Koncerthuset, de Jean NouvelHomenageado do mês de outubro, Jean Nouvel espalhou projetos bonitos e inovadores por todo o mundo. Um dos mais recentes deles fica em Copenhague, na Dinamarca. Trata-se do Koncerthuset, sala de concertos que pertence à Danish Broadcasting Corporation (DR) e é sede da Orquestra Sinfônica Dinamarquesa. Está localizado no bairro de Ørestad, área da capital dinamarquesa que vem passando por um ambicioso projeto de revitalização.

Construído por 360 milhões de libras, o edifício integra o complexo DR Byen, que conta ainda com outros três teatros. Maior deles e com capacidade para 1,8 mil pessoas, o Koncerthuset tem ainda outros três estúdios de gravação. A construção foi iniciada em fevereiro de 2003, sendo concluída em janeiro de 2009. A rainha da Dinamarca Margarida II participou da inauguração, realizada em 17 de janeiro de 2009.

Para muitos críticos, o Koncerthuset é um tributo de Nouvel para Hans Scharoun. Em 1963, o arquiteto alemão projetou a Filarmônica de Berlin, obra clássica do pós-guerra no país europeu. Em formato de cubo, o projeto é um claro exemplo de que é possível preservar a memória sem sufocar a criatividade. Mais ainda, oferece a prova de que a arquitetura vive um período glorioso de lindas salas de concertos. Um exemplo muito recente é o Harbin Opera House, da MAD Architects.

Koncerthuset: o projeto

Ousado como sempre, o projeto de Nouvel vai muito além do formato em cubo e do luxuoso interior. O resultado é um santuário lindamente resiliente: um pequeno canto de utopia num mundo onde as paredes estão em colapso. Mais ainda, o edifício sublinha como o arquiteto fracês é mesmo um cara antenado com as transformações no mundo. Embora seja um praticante hábil da tecnologia contemporânea, seus pensamentos estão enraizadas na noção histórica das cidades onde trabalha. Busca sempre um intercâmbio intelectual com esses espaços. Seus melhores edifícios remontam além da ordem abstrata do modernismo e neo-classicismo. Tem uma forma mais intuitiva e humana.
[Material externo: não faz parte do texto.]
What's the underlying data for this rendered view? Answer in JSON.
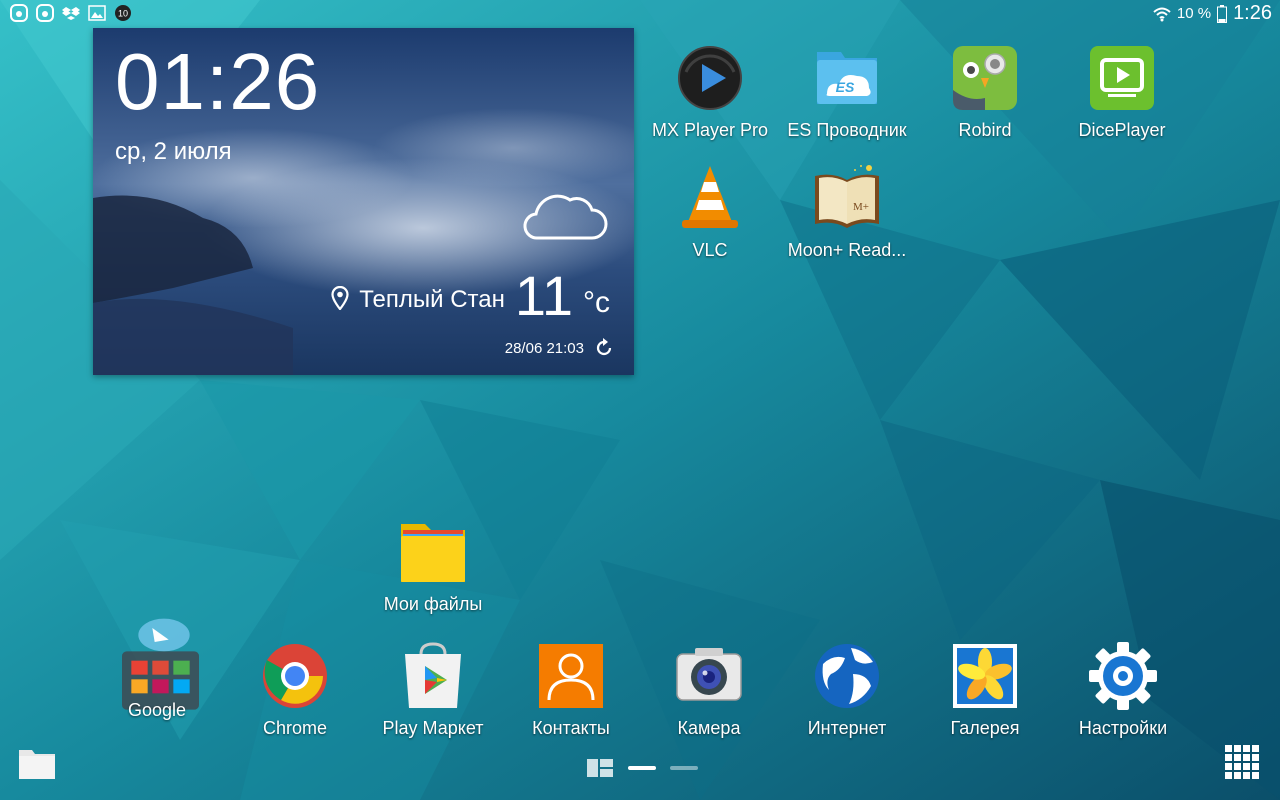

O interior é um mundo em si mesmo, complexo e diversificado. Uma “rua” de lojas o compõe, assim como um restaurante e um. É ainda um universo de contrastes e surpresas. De um lado, há o espaço dos músicos, com pátios internos e terraços exteriores, além de vegetação. Por outro, os espaços públicos ligam as diferentes salas de espetáculos do complexo ao restaurante e à rua.